Spring Data

By Petri Kainulainen
    Advance your knowledge in tech with a Packt subscription

  • Instant online access to over 7,500+ books and videos
  • Constantly updated with 100+ new titles each month
  • Breadth and depth in over 1,000+ technologies

About this book

Spring Framework has always had a good support for different data access technologies. However, developers had to use technology-specific APIs, which often led to a situation where a lot of boilerplate code had to be written in order to implement even the simplest operations. Spring Data changed all this. Spring Data makes it easier to implement Spring-powered applications that use cloud-based storage services, NoSQL databases, map-reduce frameworks or relational databases.

"Spring Data" is a practical guide that is full of step-by-step instructions and examples which ensure that you can start using the Java Persistence API and Redis in your applications without extra hassle.

This book provides a brief introduction to the underlying data storage technologies, gives step-by-step instructions that will help you utilize the discussed technologies in your applications, and provides a solid foundation for expanding your knowledge beyond the concepts described in this book.

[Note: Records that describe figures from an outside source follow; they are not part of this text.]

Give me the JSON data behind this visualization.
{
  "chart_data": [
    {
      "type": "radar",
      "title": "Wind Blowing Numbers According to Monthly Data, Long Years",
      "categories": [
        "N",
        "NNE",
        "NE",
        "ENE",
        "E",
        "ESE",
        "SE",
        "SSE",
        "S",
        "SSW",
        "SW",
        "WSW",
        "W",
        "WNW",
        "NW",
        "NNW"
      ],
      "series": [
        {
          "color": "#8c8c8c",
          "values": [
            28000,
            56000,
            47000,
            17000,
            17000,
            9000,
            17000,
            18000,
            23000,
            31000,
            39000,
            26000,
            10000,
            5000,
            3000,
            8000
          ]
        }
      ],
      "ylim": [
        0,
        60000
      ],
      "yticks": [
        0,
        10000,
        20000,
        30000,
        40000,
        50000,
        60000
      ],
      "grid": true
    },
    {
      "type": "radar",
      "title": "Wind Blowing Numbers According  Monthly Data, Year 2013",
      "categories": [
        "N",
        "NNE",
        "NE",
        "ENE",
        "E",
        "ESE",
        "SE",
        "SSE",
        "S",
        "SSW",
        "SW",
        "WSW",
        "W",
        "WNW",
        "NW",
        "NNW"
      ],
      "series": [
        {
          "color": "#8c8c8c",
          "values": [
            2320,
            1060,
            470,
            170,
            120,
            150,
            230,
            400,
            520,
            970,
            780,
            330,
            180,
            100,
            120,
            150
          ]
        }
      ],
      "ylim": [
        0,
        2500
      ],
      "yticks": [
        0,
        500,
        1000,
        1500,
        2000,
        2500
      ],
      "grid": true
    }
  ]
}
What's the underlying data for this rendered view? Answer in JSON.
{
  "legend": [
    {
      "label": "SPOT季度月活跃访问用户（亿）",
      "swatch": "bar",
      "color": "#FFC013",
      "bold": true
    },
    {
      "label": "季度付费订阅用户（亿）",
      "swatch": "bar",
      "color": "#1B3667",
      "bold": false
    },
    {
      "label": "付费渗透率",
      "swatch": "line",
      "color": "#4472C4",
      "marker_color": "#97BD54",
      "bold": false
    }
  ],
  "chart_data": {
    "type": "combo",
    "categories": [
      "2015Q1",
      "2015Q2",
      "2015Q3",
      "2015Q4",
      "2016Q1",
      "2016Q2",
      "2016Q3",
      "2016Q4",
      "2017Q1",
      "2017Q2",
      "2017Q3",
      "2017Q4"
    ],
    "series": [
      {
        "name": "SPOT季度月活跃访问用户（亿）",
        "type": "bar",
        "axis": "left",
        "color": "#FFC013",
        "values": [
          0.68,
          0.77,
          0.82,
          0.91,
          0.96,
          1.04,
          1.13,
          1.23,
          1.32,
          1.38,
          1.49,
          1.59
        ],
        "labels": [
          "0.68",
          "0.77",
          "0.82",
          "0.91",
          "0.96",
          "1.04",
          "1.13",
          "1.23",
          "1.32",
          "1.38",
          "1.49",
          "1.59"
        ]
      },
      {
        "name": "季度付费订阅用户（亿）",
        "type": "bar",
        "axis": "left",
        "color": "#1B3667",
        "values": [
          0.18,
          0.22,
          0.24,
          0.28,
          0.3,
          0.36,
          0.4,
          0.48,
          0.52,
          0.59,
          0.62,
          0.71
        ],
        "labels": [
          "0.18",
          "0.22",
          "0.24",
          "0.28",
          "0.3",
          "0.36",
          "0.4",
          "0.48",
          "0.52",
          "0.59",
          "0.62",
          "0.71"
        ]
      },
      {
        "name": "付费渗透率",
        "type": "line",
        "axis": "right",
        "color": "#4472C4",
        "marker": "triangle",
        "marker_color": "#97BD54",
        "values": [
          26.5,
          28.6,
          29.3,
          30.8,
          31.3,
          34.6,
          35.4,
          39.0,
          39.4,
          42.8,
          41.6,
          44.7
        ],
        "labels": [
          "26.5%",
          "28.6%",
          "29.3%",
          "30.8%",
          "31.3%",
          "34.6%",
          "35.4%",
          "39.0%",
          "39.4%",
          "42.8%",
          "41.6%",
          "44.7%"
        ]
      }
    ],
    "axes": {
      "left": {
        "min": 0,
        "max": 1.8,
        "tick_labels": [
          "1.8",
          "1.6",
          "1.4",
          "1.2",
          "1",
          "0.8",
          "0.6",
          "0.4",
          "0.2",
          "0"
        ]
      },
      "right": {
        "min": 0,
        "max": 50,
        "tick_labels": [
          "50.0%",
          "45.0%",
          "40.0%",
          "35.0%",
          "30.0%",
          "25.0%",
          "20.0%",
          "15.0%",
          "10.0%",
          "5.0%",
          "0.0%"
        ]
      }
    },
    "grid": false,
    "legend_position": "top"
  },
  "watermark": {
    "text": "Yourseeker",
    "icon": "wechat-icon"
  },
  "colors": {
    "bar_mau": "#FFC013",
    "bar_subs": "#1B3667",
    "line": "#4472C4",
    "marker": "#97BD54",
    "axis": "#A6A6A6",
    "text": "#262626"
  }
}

You will learn an easier way to manage your entities and to create database queries with Spring Data JPA. This book also demonstrates how you can add custom functions to your repositories. You will also learn how to use the Redis key-value store as data storage and to use its other features for enhancing your applications.

"Spring Data" includes all the practical instructions and examples that provide you with all the information you need to create JPA repositories with Spring Data JPA and to utilize the performance of Redis in your applications by using Spring Data Redis.

Publication date:
November 2012


Chapter 1. Getting Started

In this book, we will concentrate on two specific subprojects that offer support for Java Persistence API 2.0 and the Redis key-value store. But before we get to the point, we need to get a brief introduction to both the technologies. We need to do this for two reasons:

First, if we want to truly understand the benefits of Spring Data JPA, we need to have an idea on how database queries are created when the standard API is used. As soon as we compare these code samples to a query creation code that uses Spring Data JPA, its benefits are revealed to us.

Second, the basic knowledge about the Redis key-value store will help us to understand the second part of this book which describes how we can use it in our applications. After all, we should be familiar with any technology that we use in our applications. Right?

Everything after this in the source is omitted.